Le motif résonnera ensuite avec délicatesse en salle, en réponse à l'orchestre en effectif et timbre sonore importants suivant la gestuelle précise de Paolo Arrivabeni, qui assure une rythmique efficace. La pâte sonore, aux crescendi amples, est chatoyante dans les forte. Les soli virtuoses et nuancés de la flûte traversière notamment offrent des trilles aériens.
La mise en scène de Jean-Christophe Mast est symbolique et dépouillée. Une immense étoile de David est projetée sur un rideau noir. Les tentures souples dessinent les espaces et permettent des jeux de lumières réalisés par Pascal Noël (la couleur orangée annonçant la vengeance qui va s’abattre). Le peuple -du chœur- apparaît en surexposition dans cette lumière, sur ce plateau où les costumes -de Jérôme Bourdin- dessinent les oppositions manichéennes entre les Babyloniens en noir et les Hébreux en blanc sous la menace de longues lances tenues par d'inquiétants guerriers assyriens.

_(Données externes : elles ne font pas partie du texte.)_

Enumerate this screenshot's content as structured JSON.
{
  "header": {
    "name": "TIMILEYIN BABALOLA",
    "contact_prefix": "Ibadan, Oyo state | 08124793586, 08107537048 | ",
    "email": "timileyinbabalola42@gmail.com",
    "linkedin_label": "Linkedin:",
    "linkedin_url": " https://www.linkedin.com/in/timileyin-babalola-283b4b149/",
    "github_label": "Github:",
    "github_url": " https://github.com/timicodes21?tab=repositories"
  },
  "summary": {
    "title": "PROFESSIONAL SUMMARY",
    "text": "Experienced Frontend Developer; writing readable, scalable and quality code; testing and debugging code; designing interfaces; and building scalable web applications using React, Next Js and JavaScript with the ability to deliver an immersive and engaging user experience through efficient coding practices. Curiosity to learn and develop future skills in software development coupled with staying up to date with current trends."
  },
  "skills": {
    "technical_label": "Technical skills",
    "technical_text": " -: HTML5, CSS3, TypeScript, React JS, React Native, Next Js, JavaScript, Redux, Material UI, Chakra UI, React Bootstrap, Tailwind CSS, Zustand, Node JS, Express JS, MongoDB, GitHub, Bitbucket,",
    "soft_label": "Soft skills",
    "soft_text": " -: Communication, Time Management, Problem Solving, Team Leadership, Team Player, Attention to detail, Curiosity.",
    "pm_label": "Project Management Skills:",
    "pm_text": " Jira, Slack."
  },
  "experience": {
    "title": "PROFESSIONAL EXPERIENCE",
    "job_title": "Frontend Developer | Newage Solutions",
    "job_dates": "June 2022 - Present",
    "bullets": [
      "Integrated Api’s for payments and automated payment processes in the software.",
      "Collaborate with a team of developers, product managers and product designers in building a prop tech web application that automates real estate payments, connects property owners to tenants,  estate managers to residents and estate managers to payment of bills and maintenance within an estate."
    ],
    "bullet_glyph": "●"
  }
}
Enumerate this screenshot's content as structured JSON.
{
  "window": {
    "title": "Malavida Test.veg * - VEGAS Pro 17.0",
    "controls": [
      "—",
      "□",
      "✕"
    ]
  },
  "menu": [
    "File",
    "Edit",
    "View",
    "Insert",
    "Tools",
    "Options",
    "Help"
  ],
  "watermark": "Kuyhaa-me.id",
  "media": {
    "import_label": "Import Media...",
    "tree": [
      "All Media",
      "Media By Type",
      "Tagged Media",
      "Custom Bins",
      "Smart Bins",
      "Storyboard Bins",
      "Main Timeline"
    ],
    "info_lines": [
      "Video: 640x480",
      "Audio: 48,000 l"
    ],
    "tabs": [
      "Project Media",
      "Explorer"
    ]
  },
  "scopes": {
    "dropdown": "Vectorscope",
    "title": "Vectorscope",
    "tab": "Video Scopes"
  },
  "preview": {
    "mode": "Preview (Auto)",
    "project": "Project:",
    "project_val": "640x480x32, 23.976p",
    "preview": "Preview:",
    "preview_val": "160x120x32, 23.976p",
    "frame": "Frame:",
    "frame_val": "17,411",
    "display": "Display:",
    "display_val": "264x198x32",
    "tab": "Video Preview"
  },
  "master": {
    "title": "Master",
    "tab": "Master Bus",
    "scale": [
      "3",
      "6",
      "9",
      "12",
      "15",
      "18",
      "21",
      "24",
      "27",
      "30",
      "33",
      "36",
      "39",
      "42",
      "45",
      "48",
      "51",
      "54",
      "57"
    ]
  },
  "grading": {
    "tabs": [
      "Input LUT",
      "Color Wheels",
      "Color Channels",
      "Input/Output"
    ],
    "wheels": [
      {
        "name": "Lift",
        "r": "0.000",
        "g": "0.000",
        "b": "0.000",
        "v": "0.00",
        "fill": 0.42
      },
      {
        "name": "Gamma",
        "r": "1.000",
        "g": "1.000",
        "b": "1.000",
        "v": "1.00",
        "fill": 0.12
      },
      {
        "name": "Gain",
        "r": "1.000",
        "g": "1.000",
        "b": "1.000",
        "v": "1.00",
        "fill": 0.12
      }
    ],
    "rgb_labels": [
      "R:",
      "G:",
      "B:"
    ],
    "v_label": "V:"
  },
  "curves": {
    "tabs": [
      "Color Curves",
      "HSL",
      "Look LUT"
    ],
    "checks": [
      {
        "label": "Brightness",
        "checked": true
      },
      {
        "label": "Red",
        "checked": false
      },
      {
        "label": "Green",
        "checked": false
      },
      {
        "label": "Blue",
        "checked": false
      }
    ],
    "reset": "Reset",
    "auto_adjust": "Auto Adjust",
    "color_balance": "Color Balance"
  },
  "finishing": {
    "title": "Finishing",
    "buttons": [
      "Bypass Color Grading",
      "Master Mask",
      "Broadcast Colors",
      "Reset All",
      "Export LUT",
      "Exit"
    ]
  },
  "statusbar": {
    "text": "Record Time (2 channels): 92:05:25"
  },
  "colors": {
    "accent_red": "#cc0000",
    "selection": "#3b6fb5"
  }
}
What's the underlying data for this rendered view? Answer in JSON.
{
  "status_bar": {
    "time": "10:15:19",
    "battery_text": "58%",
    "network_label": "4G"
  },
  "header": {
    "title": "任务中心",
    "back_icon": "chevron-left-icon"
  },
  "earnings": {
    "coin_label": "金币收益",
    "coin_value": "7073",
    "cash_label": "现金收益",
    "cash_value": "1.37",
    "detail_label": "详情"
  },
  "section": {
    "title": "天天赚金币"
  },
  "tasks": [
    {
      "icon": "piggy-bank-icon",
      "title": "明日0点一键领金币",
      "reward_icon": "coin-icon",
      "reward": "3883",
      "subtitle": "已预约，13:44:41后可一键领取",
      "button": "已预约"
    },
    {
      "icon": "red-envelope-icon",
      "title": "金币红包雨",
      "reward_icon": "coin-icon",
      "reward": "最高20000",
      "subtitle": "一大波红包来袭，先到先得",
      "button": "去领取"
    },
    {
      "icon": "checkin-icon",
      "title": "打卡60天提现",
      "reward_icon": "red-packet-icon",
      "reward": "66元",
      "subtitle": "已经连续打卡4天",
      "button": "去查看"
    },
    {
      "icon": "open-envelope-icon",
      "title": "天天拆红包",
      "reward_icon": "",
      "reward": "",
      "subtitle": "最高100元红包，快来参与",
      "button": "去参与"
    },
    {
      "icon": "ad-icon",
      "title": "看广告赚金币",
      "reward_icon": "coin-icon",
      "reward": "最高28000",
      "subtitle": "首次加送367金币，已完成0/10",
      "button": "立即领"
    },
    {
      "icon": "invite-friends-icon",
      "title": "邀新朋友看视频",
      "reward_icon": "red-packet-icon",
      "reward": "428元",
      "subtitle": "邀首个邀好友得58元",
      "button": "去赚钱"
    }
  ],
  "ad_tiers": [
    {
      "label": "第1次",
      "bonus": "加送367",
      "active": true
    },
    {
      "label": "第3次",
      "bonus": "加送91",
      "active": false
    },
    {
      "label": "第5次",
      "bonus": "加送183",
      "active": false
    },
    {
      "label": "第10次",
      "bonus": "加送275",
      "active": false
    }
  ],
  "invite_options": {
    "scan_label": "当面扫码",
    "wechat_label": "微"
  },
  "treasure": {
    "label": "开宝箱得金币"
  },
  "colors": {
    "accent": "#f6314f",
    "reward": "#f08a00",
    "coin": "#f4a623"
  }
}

La chorégraphie (de Laurence Fanon) dans les jardins suspendus de Babylone, emploie même ces lances en un ballet guerrier et acrobatique.
Quelques objets complètent la mise en scène sobre : un grand cube, sorte de piédestal élevant les personnages dominateurs (du moment), parmi un escalier en milieu de scène, un lustre immense, une couronne symbolique et dangereuse.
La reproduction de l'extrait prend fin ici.